Не знаю, как долго мы шли к ветреному пику Лафайет, но похоже, что это заняло у нас две бесконечности. Сто лет назад на этом пугающем хмуром месте находился отель, и его разрушенное основание все еще привлекало туристов (я видел его на фотографиях, но теперь даже не мог его вспомнить). Я полностью сосредоточился на спуске к коттеджу «Гринлиф Хат». Тропа шла через широкий плоский откос и затем, примерно через километр, исчезала в лесу. Почти сразу после того, как мы покинули пик, ветер сбросил скорость, и мир вокруг начал приобретать прежнее спокойствие, что меня весьма тревожило, а густой туман превратился в несколько парящих облаков. Внезапно нашим взорам открылся мир внизу, и мы поняли, насколько высоко забрались, хотя все ближайшие горы были окутаны облаками. К моему удивлению и радости, я почувствовал себя намного лучше. Я расправил плечи и насладился новым ощущением, осознав, что уже долго шел сгорбившись. Да, я чувствовал себя намного лучше: мне почти не было холодно, а голова прояснилась.
– Что же, все прошло не так плохо, – сказал я Биллу с усмешкой матерого альпиниста и поспешил к коттеджу.
«Гринлиф Хат» – один из десяти симпатичных и удобных каменных коттеджей, построенных в Белых горах уважаемым «Клубом гор Аппалачи». Клуб, основанный сто двадцать лет назад, является не только самым старым туристическим клубом Америки, но и старейшей группой охраны заповедников во всем мире. За ночь с завтраком и ужином они берут внушительные 50 долларов, за что стали известны среди туристов как «Аппалачский денежный клуб». Кроме того, комнату здесь нужно резервировать за несколько дней или даже недель. Здесь нет дружелюбной атмосферы, скорее это место похоже на клубы «Кейп-Код». Но несмотря на это, КГА следит за 2200 км туристических троп в горах, заправляет отличным информационным центром в Пинкхэм-Нотч, издает добротные книги и пускает путешественников в коттеджи, чтобы воспользоваться туалетом, попить воды или просто согреться, что мы с удовольствием и сделали.
Мы купили по чашке согревающего кофе и взяли его в столовую, где расположились рядом с несколькими другими туристами и распаковали свою еду. Коттедж был очень просторным и душевным, украшенным в деревенском стиле, с высоким потолком. Когда мы закончили есть, у меня затекли ноги, так что я поднялся, чтобы осмотреться и заглянуть в одну из двух спален. Это была большая комната, уставленная четырехэтажными кроватями. Она была чистой и проветренной, но неприятно обыкновенной и, скорее всего, походила ночью на армейский барак, только заваленный туристическими рюкзаками. Она выглядела чрезвычайно непривлекательно. Бентон МакКай не бывал в этих коттеджах, но они точно отвечали его задумке: пустые, грубые, полностью общественные. Я понял с неприятным шоком, что воплотись его план о горных гостиницах в жизнь, то каждое здание выглядело бы точно так же. Мои мечты об уютном убежище превратились в дорогой отдых в тренировочном лагере для новобранцев с ценами, установленными КГА.

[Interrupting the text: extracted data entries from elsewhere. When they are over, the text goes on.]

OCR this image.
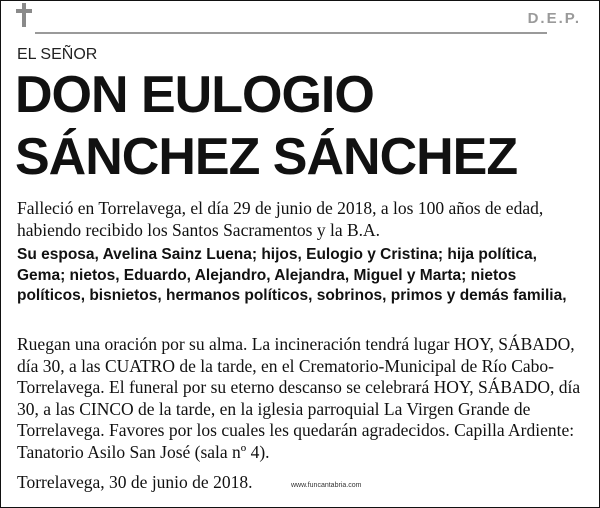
D.E.P.
EL SEÑOR
DON EULOGIO
SÁNCHEZ SÁNCHEZ
Falleció en Torrelavega, el día 29 de junio de 2018, a los 100 años de edad, habiendo recibido los Santos Sacramentos y la B.A.
Su esposa, Avelina Sainz Luena; hijos, Eulogio y Cristina; hija política, Gema; nietos, Eduardo, Alejandro, Alejandra, Miguel y Marta; nietos políticos, bisnietos, hermanos políticos, sobrinos, primos y demás familia,
Ruegan una oración por su alma. La incineración tendrá lugar HOY, SÁBADO, día 30, a las CUATRO de la tarde, en el Crematorio-Municipal de Río Cabo-Torrelavega. El funeral por su eterno descanso se celebrará HOY, SÁBADO, día 30, a las CINCO de la tarde, en la iglesia parroquial La Virgen Grande de Torrelavega. Favores por los cuales les quedarán agradecidos. Capilla Ardiente: Tanatorio Asilo San José (sala nº 4).
Torrelavega, 30 de junio de 2018.	www.funcantabria.com
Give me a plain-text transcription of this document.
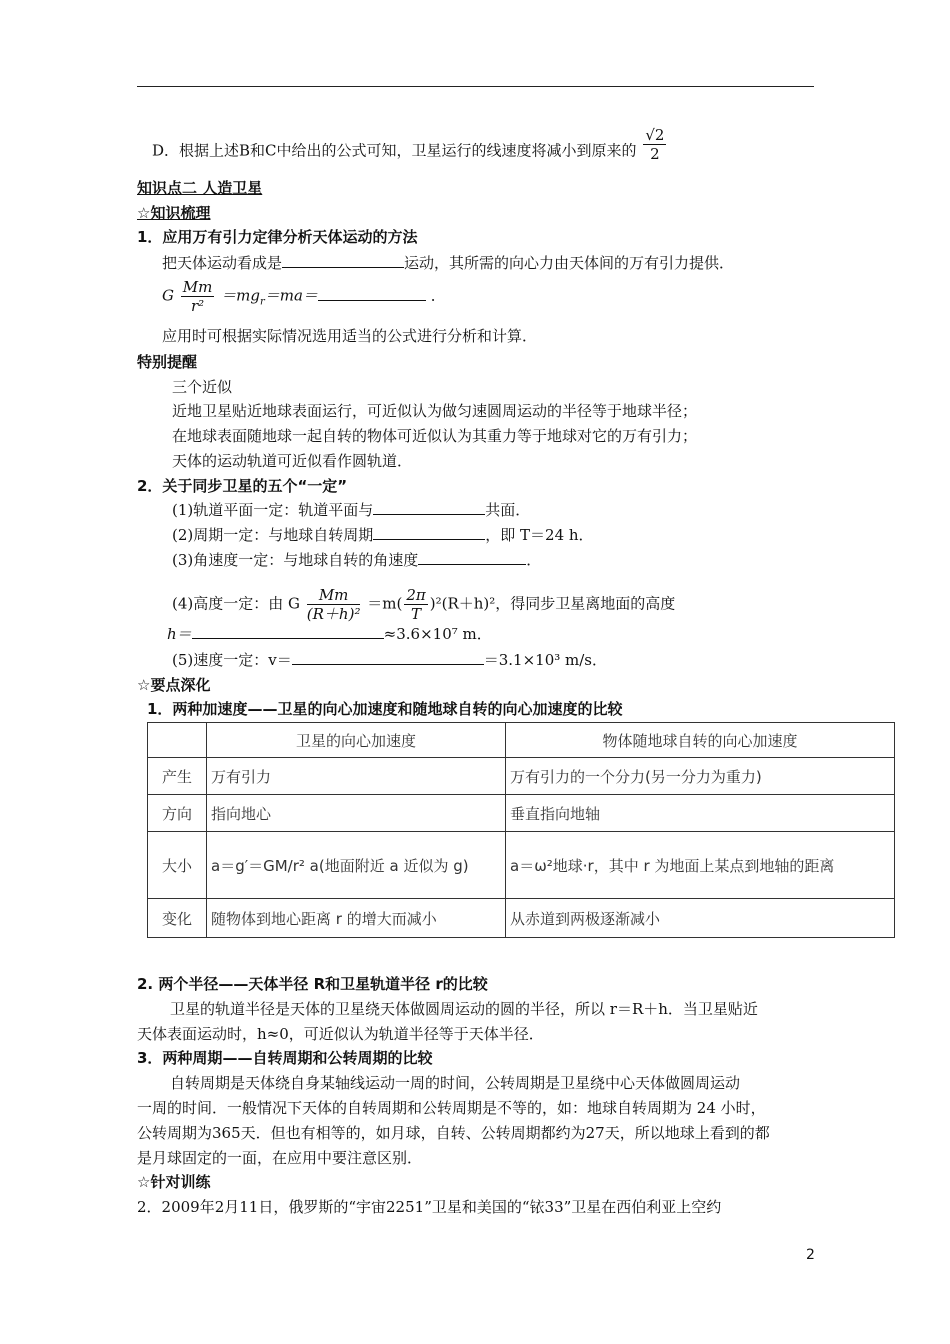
D．根据上述B和C中给出的公式可知，卫星运行的线速度将减小到原来的 $\frac{√2}{2}$
知识点二 人造卫星
☆知识梳理
1．应用万有引力定律分析天体运动的方法
把天体运动看成是	运动，其所需的向心力由天体间的万有引力提供．
G $\frac{Mm}{\text{r²}} =mg_r=ma=$	．
应用时可根据实际情况选用适当的公式进行分析和计算．
特别提醒
三个近似
近地卫星贴近地球表面运行，可近似认为做匀速圆周运动的半径等于地球半径；
在地球表面随地球一起自转的物体可近似认为其重力等于地球对它的万有引力；
天体的运动轨道可近似看作圆轨道．
2．关于同步卫星的五个“一定”
(1)轨道平面一定：轨道平面与	共面．
(2)周期一定：与地球自转周期	，即 T＝24 h．
(3)角速度一定：与地球自转的角速度	．
(4)高度一定：由 G $\frac{Mm}{\text{(R＋h)²}} =m( \frac{2\pi}{T} )^2(R+h)^2$，得同步卫星离地面的高度
h＝	≈3.6×10⁷ m．
(5)速度一定：v＝	＝3.1×10³ m/s．
☆要点深化
1．两种加速度——卫星的向心加速度和随地球自转的向心加速度的比较
	卫星的向心加速度	物体随地球自转的向心加速度
产生	万有引力	万有引力的一个分力(另一分力为重力)
方向	指向地心	垂直指向地轴
大小	a＝g′＝GM/r² a(地面附近 a 近似为 g)	a＝ω²地球·r，其中 r 为地面上某点到地轴的距离
变化	随物体到地心距离 r 的增大而减小	从赤道到两极逐渐减小
2. 两个半径——天体半径 R和卫星轨道半径 r的比较
卫星的轨道半径是天体的卫星绕天体做圆周运动的圆的半径，所以 r＝R＋h．当卫星贴近
天体表面运动时，h≈0，可近似认为轨道半径等于天体半径．
3．两种周期——自转周期和公转周期的比较
自转周期是天体绕自身某轴线运动一周的时间，公转周期是卫星绕中心天体做圆周运动
一周的时间．一般情况下天体的自转周期和公转周期是不等的，如：地球自转周期为 24 小时，
公转周期为365天．但也有相等的，如月球，自转、公转周期都约为27天，所以地球上看到的都
是月球固定的一面，在应用中要注意区别．
☆针对训练
2．2009年2月11日，俄罗斯的“宇宙2251”卫星和美国的“铱33”卫星在西伯利亚上空约
2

Я быстро прикинул в уме расходы. Зная, что стандартной ценой за ночь считается где-то 50 долларов, я быстро сообразил, что обычному туристу приходилось платить от шести до семи с половиной тысяч долларов, чтобы во время похода проводить в коттедже каждую ночь. Мне сразу стало ясно, что это было просто немыслимо. Возможно, что то, что случилось, было к лучшему.
Когда мы вышли из коттеджа, слабо сияло солнце, и мы направились по еще одной тропе вниз по горе к Франкония-Нотч. По мере нашего спуска светило набирало силу, пока вновь не наступил погожий июльский денек. Воздух был мягок, а деревья залиты светом, в их ветвях пели птицы. Когда ранним вечером мы подошли к машине, я почти полностью высох, и тот страх, что я испытал на вершине Лафайет, теперь купавшейся в теплых лучах солнца на фоне ярко-синего неба, показался мне далеким воспоминанием.
Забравшись внутрь, я взглянул на мои часы. Стрелки показывали две минуты одиннадцатого. Я потряс их и с интересом увидел, как минутная стрелка пришла в движение.